SarathW wrote: ↑Sun Mar 04, 2018 1:17 am
If I am reborn, it is not me. So why I care about the rebirth?
If I take the one life model at least I know that if I live tomorrow it is better to save for tomorrow.
I know I have this body tomorrow and I can give it food and shelter.
If I die and reborn there is know that assurance.
If I am reborn it is a different aggregate altogether.
For instance how I was I in last birth is no bearing on me.
In Sri Lanka sometimes we have to wait for about ten years to get fruits from certain plants.
But we plant them for the future generation.
That makes sense for me.
What really matters is to be happy in this life.
In any case, even with these examples, there may still be some doubt on the matter, so it might be helpful to conclude with a story:
Tit Porngn went to visit the Venerable Abbot of the nearby monastery. At one point, he asked:
“Eh, Luang Por, the Buddha taught that everything is notself, and is without an owner – there is no-one who commits kamma and no-one who receives its results. If that’s the case, then I can go out and hit somebody over the head or even kill them, or do anything I like, because there is no-one committing kamma and no-one receiving its results.”
No sooner had Tit Porng finished speaking, when the Abbot’s walking stick, concealed somewhere unknown to Tit Porng, swung down like a flash. Tit Porng could hardly get his arm up fast enough to ward off the blow. Even so, the walking stick struck squarely in the middle of his arm, giving
it a good bruise.
Clutching his sore arm, Tit Porng said, “Luang Por! Why did you do that?” His voice trembled with the anger that was welling up inside him.
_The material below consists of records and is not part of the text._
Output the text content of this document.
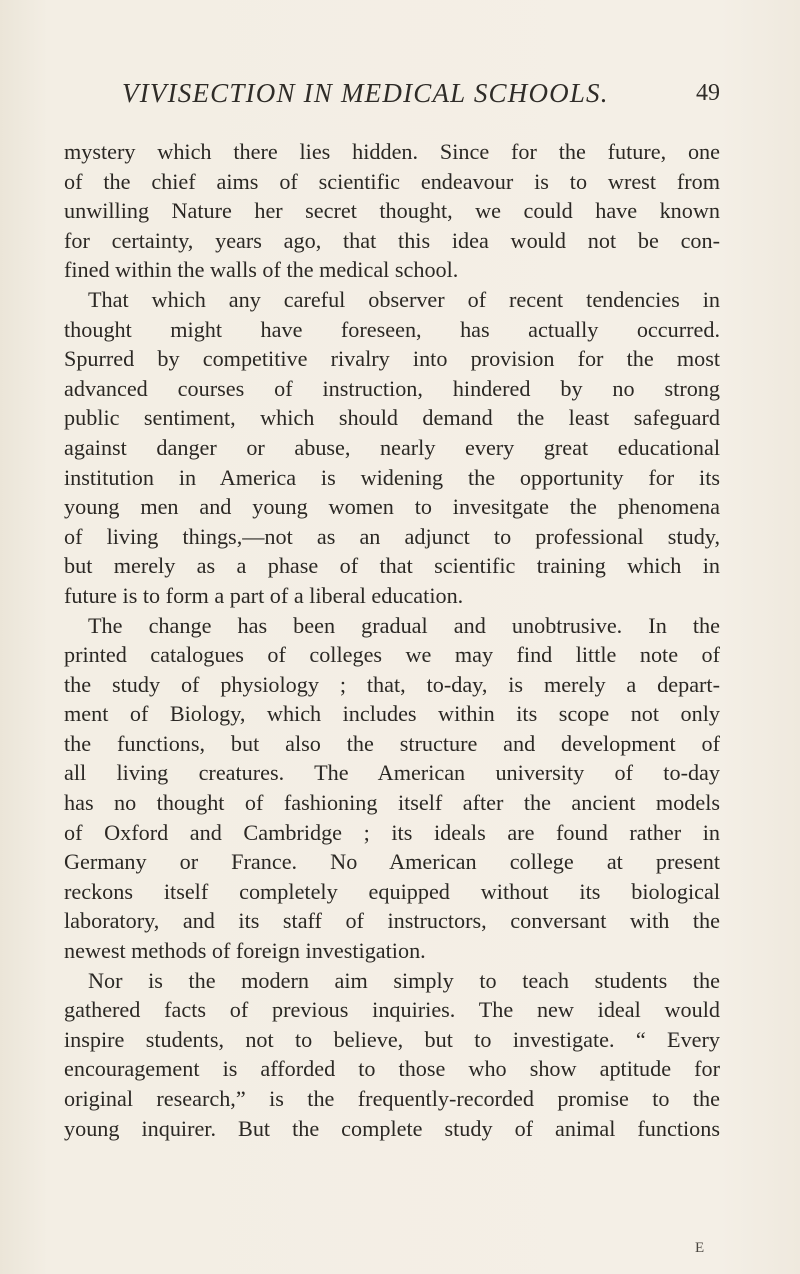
VIVISECTION IN MEDICAL SCHOOLS.	49
mystery which there lies hidden. Since for the future, one
of the chief aims of scientific endeavour is to wrest from
unwilling Nature her secret thought, we could have known
for certainty, years ago, that this idea would not be con-
fined within the walls of the medical school.
That which any careful observer of recent tendencies in
thought might have foreseen, has actually occurred.
Spurred by competitive rivalry into provision for the most
advanced courses of instruction, hindered by no strong
public sentiment, which should demand the least safeguard
against danger or abuse, nearly every great educational
institution in America is widening the opportunity for its
young men and young women to invesitgate the phenomena
of living things,—not as an adjunct to professional study,
but merely as a phase of that scientific training which in
future is to form a part of a liberal education.
The change has been gradual and unobtrusive. In the
printed catalogues of colleges we may find little note of
the study of physiology ; that, to-day, is merely a depart-
ment of Biology, which includes within its scope not only
the functions, but also the structure and development of
all living creatures. The American university of to-day
has no thought of fashioning itself after the ancient models
of Oxford and Cambridge ; its ideals are found rather in
Germany or France. No American college at present
reckons itself completely equipped without its biological
laboratory, and its staff of instructors, conversant with the
newest methods of foreign investigation.
Nor is the modern aim simply to teach students the
gathered facts of previous inquiries. The new ideal would
inspire students, not to believe, but to investigate. “ Every
encouragement is afforded to those who show aptitude for
original research,” is the frequently-recorded promise to the
young inquirer. But the complete study of animal functions
E
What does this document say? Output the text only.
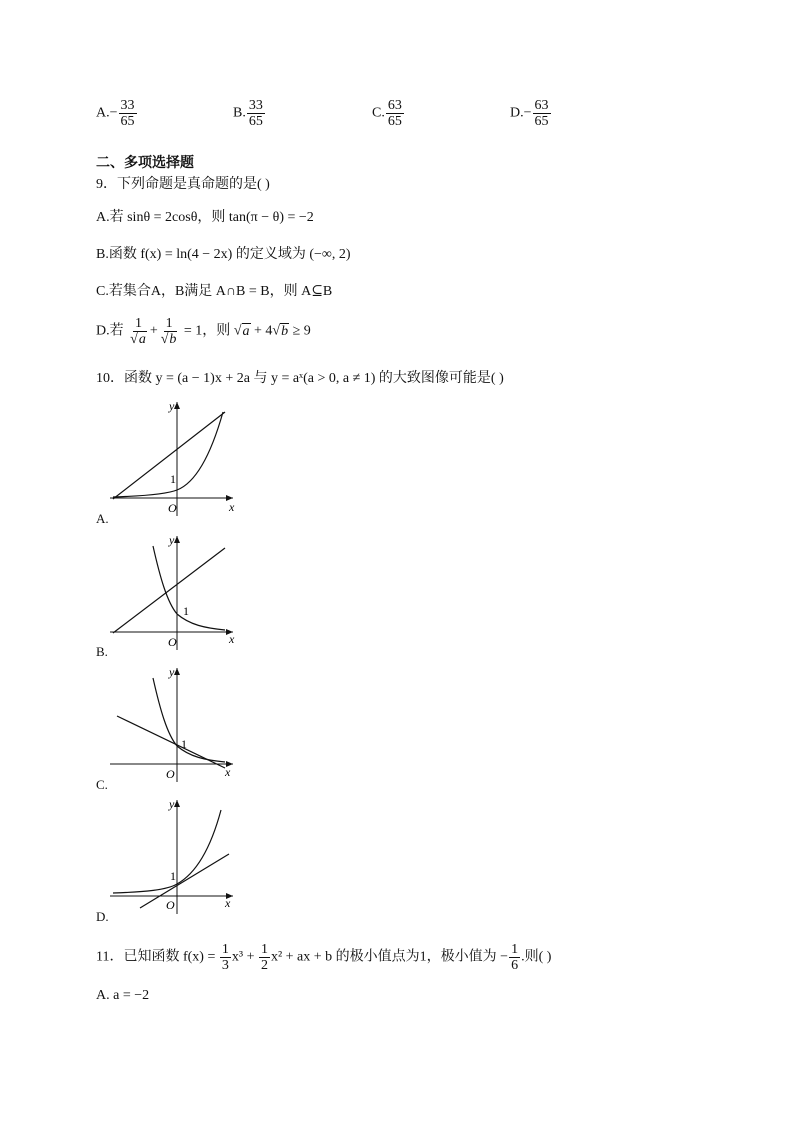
$A.- \frac{33}{65}$	B. $\frac{33}{65}$	C. $\frac{63}{65}$	$D.- \frac{63}{65}$
二、多项选择题
9．下列命题是真命题的是( )
A.若 sinθ = 2cosθ，则 tan(π − θ) = −2
B.函数 f(x) = ln(4 − 2x) 的定义域为 (−∞, 2)
C.若集合A，B满足 A∩B = B，则 A⊆B
D.若 $\frac{1}{√a} + \frac{1}{√b} = 1$，则 √a + 4√b ≥ 9
10．函数 y = (a − 1)x + 2a 与 y = aˣ(a > 0, a ≠ 1) 的大致图像可能是( )
x
y
O
1
A.
x
y
O
1
B.
x
y
O
1
C.
x
y
O
1
D.
11．已知函数 $f(x) = \frac{1}{3} x^3 + \frac{1}{2} x^2$ + ax + b 的极小值点为1，极小值为 − $\frac{1}{6}$ .则( )
A. a = −2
“Oh! What’s the matter?” the Abbot asked offhandedly.
“Why, you hit me! That hurts!”
The Abbot, assuming a tone of voice usually reserved for sermons, slowly murmured: “There is kamma but no-one creating it. There are results of kamma, but no-one receiving them. There is feeling, but no-one experiencing it. There is pain, but no-one in pain … He who tries to use the law of notself for his own selfish purposes is not freed of self; he who clings to not-self is one who clings to self. He does not really know not-self. He who clings to the idea that there is no-one who creates kamma must also cling to the idea that there is one who is in pain. He does not really know that there is noone who creates kamma and no-one who experiences pain.”
The moral of this story is: if you want to say “there is noone who creates kamma,” you must first learn how to stop saying “Ouch!”